With PyTorch installed, the remaining libraries install easily via pip. Here is a comprehensive installation for the full textbook experience:
# Core Hugging Face ecosystem
pip install transformers datasets tokenizers accelerate
# Fine-tuning and alignment
pip install peft trl bitsandbytes
# Inference serving
pip install vllm
# RAG and embeddings
pip install sentence-transformers langchain langchain-openai langchain-community langchain-text-splitters chromadb
# Experiment tracking
pip install wandb mlflow
# Data processing
pip install pandas numpy scikit-learn
# Jupyter notebooks
pip install jupyterlab ipywidgets
# Install vLLM (Linux only, or WSL2 on Windows)
pip install vllm
# Start a local inference server
python -m vllm.entrypoints.openai.api_server \
--model meta-llama/Llama-3.1-8B-Instruct \
--dtype auto \
--max-model-len 4096
Code Fragment D.4.1: Installing the core library stack for LLM development: Hugging Face Transformers, fine-tuning tools (peft, trl), experiment tracking (wandb, mlflow), and data processing utilities.

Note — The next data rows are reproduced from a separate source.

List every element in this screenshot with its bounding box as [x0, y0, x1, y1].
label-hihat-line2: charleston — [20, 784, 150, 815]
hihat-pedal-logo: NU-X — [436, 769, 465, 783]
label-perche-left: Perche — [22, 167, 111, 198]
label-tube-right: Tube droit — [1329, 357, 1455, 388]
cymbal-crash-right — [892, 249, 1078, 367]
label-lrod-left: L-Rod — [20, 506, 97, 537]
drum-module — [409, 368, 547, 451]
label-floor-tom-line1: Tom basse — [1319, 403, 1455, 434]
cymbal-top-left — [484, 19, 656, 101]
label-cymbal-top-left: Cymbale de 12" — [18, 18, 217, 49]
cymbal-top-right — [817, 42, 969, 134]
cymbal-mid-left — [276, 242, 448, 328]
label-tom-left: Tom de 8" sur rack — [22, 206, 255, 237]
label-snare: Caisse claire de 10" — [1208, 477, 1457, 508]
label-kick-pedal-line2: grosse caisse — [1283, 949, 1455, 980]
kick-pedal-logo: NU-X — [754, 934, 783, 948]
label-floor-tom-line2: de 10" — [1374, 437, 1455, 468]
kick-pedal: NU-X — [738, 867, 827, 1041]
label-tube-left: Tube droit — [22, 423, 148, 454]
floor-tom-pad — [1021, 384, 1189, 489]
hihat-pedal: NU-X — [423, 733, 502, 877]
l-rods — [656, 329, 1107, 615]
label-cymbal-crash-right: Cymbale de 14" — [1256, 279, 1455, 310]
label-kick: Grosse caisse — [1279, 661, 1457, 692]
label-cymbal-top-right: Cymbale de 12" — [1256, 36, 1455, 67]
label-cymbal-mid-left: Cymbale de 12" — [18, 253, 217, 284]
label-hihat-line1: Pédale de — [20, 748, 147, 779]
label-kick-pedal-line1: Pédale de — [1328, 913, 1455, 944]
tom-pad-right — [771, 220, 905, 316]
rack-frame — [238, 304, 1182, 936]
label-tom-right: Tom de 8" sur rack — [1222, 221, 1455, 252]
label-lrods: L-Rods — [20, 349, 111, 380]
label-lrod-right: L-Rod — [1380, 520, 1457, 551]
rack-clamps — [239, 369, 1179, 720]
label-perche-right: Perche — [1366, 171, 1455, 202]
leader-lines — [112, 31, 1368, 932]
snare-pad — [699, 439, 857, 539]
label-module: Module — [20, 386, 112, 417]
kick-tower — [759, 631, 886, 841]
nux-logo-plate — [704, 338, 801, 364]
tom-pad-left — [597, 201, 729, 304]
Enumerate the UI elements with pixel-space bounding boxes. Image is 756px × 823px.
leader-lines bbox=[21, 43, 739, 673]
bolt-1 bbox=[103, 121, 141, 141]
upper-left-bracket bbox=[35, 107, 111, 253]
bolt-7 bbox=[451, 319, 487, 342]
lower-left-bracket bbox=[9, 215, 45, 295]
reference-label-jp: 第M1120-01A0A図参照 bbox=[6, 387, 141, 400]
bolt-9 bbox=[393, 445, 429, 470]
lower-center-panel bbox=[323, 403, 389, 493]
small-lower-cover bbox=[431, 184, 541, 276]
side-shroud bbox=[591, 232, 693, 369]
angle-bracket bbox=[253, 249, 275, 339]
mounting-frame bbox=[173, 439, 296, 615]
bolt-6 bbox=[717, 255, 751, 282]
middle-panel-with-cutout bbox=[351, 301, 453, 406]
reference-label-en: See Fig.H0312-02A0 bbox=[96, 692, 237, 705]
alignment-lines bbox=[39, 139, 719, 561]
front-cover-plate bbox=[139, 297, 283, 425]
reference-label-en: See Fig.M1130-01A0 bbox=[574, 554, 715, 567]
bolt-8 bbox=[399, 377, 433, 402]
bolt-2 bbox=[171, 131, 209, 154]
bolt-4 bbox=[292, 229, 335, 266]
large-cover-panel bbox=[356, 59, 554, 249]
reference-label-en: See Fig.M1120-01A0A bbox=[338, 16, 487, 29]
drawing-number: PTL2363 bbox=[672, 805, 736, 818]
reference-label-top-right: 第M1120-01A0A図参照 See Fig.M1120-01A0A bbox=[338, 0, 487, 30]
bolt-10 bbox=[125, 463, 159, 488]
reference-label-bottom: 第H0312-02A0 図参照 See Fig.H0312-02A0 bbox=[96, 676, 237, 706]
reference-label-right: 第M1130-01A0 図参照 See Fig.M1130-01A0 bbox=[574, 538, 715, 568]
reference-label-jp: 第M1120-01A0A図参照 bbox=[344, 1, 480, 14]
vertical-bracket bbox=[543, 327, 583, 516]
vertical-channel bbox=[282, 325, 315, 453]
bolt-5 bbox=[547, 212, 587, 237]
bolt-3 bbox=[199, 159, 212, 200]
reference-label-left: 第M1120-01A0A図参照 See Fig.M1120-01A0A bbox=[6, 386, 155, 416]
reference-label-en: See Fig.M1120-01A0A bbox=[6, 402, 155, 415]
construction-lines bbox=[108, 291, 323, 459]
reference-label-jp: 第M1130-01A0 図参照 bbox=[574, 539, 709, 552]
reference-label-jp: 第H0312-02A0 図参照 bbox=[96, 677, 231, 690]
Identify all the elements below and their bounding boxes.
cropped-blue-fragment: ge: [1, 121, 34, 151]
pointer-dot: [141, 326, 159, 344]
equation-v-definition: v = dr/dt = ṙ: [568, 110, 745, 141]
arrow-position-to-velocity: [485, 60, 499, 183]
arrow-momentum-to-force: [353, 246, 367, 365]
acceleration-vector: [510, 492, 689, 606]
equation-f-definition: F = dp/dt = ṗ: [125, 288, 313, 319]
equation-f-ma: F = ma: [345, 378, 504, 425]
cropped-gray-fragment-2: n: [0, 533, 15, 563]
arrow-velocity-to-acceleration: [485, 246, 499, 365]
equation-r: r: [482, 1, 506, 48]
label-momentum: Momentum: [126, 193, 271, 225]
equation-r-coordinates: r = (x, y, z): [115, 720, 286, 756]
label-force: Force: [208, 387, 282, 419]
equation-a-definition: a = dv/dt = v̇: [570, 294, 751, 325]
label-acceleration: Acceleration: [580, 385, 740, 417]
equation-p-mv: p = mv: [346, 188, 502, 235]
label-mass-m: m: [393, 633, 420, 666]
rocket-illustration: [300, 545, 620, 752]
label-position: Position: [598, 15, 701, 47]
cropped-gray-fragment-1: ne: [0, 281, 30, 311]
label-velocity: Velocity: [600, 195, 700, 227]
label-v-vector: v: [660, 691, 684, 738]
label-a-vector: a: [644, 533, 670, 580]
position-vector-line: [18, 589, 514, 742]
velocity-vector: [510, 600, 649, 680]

Practical Example: Minimal Setup for Each Part of the Textbook
Parts 1 and 2 (Foundations, Understanding LLMs): pip install torch transformers datasets numpy
Part 3 (Working with LLMs): Add openai langchain langchain-openai
Part 4 (Training and Adapting): Add peft trl bitsandbytes accelerate wandb
Part 5 (Retrieval and Conversation): Add sentence-transformers chromadb langchain-community langchain-text-splitters
Parts 6 and 7 (Agents, Production): Add vllm mlflow
Installing vLLM
vLLM requires Linux and a CUDA-compatible GPU. It does not currently support Windows natively (use WSL2 on Windows). Code Fragment D.4.2 below puts this into practice.
Code Fragment D.4.2: Installing vLLM and launching a local OpenAI-compatible inference server for LLaMA 3.1 8B.